Certo momento, percebi Aline acariciando a mão de Bárbara de uma maneira especial e, instantaneamente, porém, tentando disfarçar minha surpresa, a encarei com um olhar de interrogação. Ela entendeu e, sorrindo, como se dissesse “ah, seu bobo”, respondeu em alto e bom som.

- A gente tá se pegando, Flavinho! Arrasei, não foi? Pode dizer – e puxou Bárbara para mais perto, dando um beijo em seu rosto.

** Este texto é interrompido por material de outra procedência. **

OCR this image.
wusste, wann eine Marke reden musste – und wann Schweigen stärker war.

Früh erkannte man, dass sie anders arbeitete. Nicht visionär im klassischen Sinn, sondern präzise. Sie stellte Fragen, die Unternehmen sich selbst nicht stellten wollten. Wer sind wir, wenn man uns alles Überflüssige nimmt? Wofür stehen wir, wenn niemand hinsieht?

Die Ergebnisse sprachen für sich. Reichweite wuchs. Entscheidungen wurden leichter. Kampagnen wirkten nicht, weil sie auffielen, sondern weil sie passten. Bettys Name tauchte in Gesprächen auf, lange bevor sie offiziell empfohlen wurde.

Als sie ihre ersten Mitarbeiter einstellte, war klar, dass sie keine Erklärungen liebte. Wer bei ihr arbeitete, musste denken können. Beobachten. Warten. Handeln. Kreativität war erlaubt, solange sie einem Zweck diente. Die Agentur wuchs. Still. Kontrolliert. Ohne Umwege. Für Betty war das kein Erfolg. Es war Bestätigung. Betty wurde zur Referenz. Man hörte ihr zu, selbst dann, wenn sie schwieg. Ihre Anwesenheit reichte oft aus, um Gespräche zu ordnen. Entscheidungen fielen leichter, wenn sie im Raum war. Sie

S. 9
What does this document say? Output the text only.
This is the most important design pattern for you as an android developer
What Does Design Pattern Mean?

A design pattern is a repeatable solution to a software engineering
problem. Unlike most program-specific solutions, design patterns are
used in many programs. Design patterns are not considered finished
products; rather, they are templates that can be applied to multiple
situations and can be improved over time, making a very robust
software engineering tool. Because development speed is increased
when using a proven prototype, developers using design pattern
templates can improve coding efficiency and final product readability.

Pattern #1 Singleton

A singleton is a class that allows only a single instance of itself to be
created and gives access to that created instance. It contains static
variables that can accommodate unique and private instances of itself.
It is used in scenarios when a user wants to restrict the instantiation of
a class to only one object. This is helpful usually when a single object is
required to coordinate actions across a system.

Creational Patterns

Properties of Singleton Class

Não pude conter meu estado de quase choque. Aline nunca foi de se impor limites e “experimentar” era quase seu lema de vida. Mas nunca imaginei que a mesma prima que se orgulhava da sua extensa lista na coleção de “homens da minha vida” – e seus respectivos centímetros penianos – pudesse, um dia, dar início a uma coleção de peitos e xoxotas. 

O movimento na rua havia triplicado quando saímos do bar. Aline me convenceu a entrar em um dos blocos que estava na concentração quando avistou um grupo de cambistas vendendo abadás, loucos para se desfazerem da mercadoria. Pechinchamos um pouco até conseguirmos um bom desconto. O poder de convencimento de Bárbara superava qualquer argumento dos vendedores, enquanto Aline mordiscava os lábios em uma súplica silenciosa e provocante. Eu apenas ria da situação. Os homens até ganharam um beijo no rosto após desistirem de continuar qualquer tipo de negociação com as duas. Todos satisfeitos, partimos para a folia.

No início, ao perceber que as duas não se desgrudariam uma da boca da outra durante todo o circuito (e além dele), imaginei que talvez pudesse ter sido essa uma péssima ideia. Mas algum tempo depois eu já havia beijado três bocas e apertado algumas bundas que passaram apressadas. Ah, o Carnaval! 

As meninas não me deixaram parar de beber e eu não fiz objeções. Era mais fácil assim, com o álcool correndo pelas veias e a cara de pau ocupando o espaço da timidez. Com música alta, esbarrões e pegação por todos os lados, acabei me perdendo de Aline e Bárbara. Tentei não me afastar muito do nosso único ponto de referência, mas depois de tantas latinhas de cerveja, vodca e uma bebida estranha com nome estranho, era meio difícil ter referência de qualquer coisa, quanto mais de alguma localização no meio de tanta gente. 

Senti então que alguém me puxou pela mão, abrindo espaço entre as pessoas para se aproximar de mim. Mesmo já um pouco tonto, reconheci aqueles olhos claros e aquele corpo definido que me abraçava com força. Era o menino do Rio. 

- RAFAEL! – gritei, tamanha foi a minha surpresa.
- E aí, Flavinho! Que bom que não se esqueceu de mim – ele disse com um sorriso que reacendeu em mim boas lembranças.